Published this week in the journal Nature, findings show a direct connection between groundwater depletion and mountain uplift in California's Sierra Nevada and Coast Ranges.

The study, led by Colin Amos, an assistant professor of geology at Western Washington University in Bellingham, Wash., asserts draining the aquifer in California's Central Valley for agricultural irrigation has caused an overall loss of mass within the region, thereby leading to the nearby ground surface and surrounding mountains to shift .

Widespread ground surface sinking, or, subsidence, has been documented in the important agricultural region for decades.

The research has determined that as groundwater is removed, the surrounding sediment compacts, causing a sinking motion that has ended up damaging canals, bridges and levees across the valley.

Meanwhile, Amos and his study team used data generated by the Global Positioning System to explain the slow rise -- by inches -- of the surrounding mountains, as human use over the years has approximated the total volume of Lake Tahoe, 122,160,280 acre-feet, which sits along the California-Nevada border and is the 27th largest lake in the world.

Amos and his research peers also discovered the annual cycle of expansion and contraction noted in both the valley and mountains may be triggering small disturbances to the seismic powerhouse San Andreas Fault, which runs parallel to the Cental Valley.

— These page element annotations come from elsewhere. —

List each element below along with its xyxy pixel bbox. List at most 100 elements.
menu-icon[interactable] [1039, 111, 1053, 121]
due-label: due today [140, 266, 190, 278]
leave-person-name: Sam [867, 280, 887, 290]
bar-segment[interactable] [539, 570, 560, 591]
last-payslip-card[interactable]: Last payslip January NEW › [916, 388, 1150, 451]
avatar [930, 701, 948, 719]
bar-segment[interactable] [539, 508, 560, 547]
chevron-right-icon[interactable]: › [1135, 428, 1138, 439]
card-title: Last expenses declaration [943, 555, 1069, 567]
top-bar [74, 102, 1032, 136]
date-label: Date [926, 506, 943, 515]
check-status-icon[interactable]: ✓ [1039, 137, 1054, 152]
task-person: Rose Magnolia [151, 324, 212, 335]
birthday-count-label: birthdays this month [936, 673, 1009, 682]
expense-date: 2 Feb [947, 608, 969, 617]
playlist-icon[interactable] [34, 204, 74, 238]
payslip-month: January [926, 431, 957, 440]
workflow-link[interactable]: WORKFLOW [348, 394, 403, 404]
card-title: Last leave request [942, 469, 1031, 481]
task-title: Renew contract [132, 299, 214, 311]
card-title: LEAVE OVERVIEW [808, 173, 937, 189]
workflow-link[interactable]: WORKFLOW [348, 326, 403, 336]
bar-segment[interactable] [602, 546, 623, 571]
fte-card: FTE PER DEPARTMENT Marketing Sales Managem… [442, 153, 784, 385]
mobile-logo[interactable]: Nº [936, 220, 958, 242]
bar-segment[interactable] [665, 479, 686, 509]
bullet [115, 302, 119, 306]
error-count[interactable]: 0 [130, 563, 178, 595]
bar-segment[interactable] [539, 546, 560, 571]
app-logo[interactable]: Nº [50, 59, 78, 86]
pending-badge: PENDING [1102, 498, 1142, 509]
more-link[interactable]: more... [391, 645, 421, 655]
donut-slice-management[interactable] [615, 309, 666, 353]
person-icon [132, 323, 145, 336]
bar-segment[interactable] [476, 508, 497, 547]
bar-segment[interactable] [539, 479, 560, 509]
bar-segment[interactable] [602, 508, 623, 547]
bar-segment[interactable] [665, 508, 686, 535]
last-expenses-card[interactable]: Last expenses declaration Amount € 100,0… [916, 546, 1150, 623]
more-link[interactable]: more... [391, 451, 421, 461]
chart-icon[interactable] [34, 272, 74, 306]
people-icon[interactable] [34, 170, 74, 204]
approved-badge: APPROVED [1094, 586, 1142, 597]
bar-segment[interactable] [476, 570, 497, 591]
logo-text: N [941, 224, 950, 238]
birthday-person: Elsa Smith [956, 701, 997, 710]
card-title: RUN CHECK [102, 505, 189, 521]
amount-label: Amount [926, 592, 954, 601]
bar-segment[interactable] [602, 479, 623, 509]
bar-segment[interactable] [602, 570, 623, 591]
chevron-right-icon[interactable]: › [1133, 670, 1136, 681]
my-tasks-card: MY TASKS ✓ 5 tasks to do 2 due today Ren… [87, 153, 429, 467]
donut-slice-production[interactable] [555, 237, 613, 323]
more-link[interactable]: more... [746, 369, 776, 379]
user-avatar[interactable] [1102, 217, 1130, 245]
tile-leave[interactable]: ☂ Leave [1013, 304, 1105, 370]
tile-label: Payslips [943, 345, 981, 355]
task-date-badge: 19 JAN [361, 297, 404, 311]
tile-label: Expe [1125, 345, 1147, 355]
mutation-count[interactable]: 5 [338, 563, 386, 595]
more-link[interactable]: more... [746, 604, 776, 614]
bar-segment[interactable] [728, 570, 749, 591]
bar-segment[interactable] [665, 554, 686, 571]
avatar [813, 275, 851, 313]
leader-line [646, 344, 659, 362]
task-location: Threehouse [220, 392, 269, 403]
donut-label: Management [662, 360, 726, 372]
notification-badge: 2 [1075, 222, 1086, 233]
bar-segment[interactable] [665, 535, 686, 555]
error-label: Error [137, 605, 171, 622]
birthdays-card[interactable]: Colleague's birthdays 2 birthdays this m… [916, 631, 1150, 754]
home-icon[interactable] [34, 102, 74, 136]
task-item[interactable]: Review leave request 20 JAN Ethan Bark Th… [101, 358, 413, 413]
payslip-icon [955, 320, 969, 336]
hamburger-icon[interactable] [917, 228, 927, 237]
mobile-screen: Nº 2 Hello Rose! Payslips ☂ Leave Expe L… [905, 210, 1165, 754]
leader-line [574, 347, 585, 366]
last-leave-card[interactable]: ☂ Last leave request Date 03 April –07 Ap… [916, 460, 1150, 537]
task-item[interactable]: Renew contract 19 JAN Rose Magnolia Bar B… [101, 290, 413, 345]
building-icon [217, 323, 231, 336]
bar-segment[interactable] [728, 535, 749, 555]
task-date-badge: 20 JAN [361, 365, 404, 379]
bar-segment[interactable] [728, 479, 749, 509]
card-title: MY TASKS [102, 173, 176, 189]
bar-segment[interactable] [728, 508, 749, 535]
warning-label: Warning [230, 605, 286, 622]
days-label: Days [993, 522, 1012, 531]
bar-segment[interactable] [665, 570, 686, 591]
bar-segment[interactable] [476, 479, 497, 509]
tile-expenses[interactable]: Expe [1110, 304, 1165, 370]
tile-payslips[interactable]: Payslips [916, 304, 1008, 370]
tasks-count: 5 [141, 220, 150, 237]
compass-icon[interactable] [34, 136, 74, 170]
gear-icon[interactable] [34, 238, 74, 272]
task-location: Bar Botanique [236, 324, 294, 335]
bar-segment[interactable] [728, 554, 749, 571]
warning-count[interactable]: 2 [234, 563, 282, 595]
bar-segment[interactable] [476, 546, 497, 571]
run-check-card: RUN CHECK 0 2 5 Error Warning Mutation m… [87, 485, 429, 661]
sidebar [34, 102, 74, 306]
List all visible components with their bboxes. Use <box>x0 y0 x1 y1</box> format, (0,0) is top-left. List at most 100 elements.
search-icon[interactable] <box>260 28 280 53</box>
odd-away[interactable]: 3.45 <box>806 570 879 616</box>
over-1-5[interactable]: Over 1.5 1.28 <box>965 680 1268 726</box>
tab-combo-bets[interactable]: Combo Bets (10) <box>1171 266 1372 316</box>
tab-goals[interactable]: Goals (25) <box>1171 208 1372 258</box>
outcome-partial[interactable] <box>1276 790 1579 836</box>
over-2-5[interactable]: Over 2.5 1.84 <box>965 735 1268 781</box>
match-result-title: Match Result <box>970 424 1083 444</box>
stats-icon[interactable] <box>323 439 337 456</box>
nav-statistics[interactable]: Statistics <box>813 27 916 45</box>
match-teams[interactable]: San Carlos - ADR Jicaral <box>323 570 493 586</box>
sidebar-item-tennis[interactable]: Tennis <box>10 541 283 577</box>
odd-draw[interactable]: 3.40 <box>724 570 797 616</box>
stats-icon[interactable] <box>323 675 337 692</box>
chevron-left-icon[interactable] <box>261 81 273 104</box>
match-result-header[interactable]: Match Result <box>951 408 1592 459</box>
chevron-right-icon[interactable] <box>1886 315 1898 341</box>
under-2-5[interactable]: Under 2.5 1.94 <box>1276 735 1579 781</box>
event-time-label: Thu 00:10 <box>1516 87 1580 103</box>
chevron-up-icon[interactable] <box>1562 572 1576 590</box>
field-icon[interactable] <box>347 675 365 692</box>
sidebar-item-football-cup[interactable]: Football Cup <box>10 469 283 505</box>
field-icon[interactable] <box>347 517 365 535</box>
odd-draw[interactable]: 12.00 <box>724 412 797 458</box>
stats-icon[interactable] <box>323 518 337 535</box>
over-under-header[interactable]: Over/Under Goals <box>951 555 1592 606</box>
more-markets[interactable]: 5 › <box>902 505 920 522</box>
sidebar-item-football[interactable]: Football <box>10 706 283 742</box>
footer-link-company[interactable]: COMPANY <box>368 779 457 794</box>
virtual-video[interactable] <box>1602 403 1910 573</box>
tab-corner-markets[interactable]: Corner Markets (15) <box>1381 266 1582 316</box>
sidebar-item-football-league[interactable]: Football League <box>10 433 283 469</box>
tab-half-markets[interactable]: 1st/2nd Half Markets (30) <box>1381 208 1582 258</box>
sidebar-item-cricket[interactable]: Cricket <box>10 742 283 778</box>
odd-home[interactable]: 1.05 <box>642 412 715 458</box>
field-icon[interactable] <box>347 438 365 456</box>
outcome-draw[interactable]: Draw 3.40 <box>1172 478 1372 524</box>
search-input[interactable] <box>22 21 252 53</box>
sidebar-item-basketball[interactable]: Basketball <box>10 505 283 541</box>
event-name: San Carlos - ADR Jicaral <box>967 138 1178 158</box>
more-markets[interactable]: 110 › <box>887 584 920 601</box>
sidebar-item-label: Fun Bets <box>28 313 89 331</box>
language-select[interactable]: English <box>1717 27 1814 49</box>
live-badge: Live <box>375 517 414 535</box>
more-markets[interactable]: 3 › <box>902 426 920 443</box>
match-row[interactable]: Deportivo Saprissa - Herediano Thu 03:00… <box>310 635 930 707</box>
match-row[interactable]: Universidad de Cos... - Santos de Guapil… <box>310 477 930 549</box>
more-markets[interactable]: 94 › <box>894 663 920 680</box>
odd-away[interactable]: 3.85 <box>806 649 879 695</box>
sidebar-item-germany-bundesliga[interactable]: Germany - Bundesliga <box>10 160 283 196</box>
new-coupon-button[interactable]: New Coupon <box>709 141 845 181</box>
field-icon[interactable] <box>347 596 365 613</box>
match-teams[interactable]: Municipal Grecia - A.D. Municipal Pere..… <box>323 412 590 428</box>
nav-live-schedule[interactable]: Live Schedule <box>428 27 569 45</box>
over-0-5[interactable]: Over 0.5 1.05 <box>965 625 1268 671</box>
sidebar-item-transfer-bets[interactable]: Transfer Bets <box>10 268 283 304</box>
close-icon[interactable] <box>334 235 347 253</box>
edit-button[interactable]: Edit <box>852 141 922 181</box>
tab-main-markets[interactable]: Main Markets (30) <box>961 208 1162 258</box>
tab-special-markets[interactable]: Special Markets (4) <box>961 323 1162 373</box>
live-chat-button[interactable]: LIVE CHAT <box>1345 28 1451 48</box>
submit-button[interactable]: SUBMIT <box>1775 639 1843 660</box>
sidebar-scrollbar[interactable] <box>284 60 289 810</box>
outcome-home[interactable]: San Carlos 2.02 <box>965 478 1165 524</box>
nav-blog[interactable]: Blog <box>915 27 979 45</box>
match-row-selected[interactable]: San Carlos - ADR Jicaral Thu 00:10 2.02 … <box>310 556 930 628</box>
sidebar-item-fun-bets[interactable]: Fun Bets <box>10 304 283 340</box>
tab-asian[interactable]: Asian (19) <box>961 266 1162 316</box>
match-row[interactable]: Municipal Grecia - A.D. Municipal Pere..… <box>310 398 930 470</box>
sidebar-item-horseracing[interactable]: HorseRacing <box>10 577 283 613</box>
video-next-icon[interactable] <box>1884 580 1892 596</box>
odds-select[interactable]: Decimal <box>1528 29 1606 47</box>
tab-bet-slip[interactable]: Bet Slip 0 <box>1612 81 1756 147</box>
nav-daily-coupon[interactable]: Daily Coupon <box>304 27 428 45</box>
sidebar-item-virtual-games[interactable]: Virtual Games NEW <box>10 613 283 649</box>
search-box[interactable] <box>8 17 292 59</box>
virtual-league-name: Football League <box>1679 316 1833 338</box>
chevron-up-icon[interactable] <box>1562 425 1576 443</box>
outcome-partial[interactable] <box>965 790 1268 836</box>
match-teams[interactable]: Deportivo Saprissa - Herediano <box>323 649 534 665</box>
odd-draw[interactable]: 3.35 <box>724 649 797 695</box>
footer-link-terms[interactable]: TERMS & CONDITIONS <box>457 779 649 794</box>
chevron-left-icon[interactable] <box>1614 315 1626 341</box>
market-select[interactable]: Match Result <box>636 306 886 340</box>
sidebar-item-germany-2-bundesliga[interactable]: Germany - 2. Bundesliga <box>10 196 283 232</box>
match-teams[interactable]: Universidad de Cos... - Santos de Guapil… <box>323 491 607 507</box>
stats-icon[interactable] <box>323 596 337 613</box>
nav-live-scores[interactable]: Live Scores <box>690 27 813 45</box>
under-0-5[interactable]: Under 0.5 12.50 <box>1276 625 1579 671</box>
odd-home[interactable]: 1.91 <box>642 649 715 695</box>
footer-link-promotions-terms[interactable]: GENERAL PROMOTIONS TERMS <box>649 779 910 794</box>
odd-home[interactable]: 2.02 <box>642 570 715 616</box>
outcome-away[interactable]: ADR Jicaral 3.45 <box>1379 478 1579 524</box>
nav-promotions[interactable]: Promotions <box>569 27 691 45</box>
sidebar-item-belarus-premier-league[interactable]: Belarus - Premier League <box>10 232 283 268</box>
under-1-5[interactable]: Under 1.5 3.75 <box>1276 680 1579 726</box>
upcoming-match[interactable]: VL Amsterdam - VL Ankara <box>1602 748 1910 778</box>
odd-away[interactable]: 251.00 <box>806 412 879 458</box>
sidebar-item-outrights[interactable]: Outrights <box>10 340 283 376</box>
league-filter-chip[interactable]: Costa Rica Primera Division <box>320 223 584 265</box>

"Other studies have shown that the San Andreas Fault is sensitive to small-scale changes in stress. These changes appear to control the timing of small earthquakes on portions of the fault, leading to more small earthquakes during dryer periods of the year. Previously, such changes were thought to be driven by rainfall and other hydrologic causes," Amos said in a news release.

"The sustained loss of the groundwater and the resulting upward flexing of the ground surface may also contribute to or even drive these changes in stress," he said.

Amos warns, however, the latest research does not suggest a correlation between groundwater depletion and an increased likelihood of a large earthquake along the fault.

"The real importance of this research is that we are demonstrating a potential link between human activity and deformation of the solid earth, which explains current mountain uplift and the yearly variation in seismicity," he said. "These are questions that lots of geologists have been puzzling over, and it's a real eye opener to think that humans are the ultimate cause."

Considering the state's current drought and "most projections for climate change in California and elsewhere in the Western U.S., groundwater depletion will likely continue, and so will these phenomena," Amos said.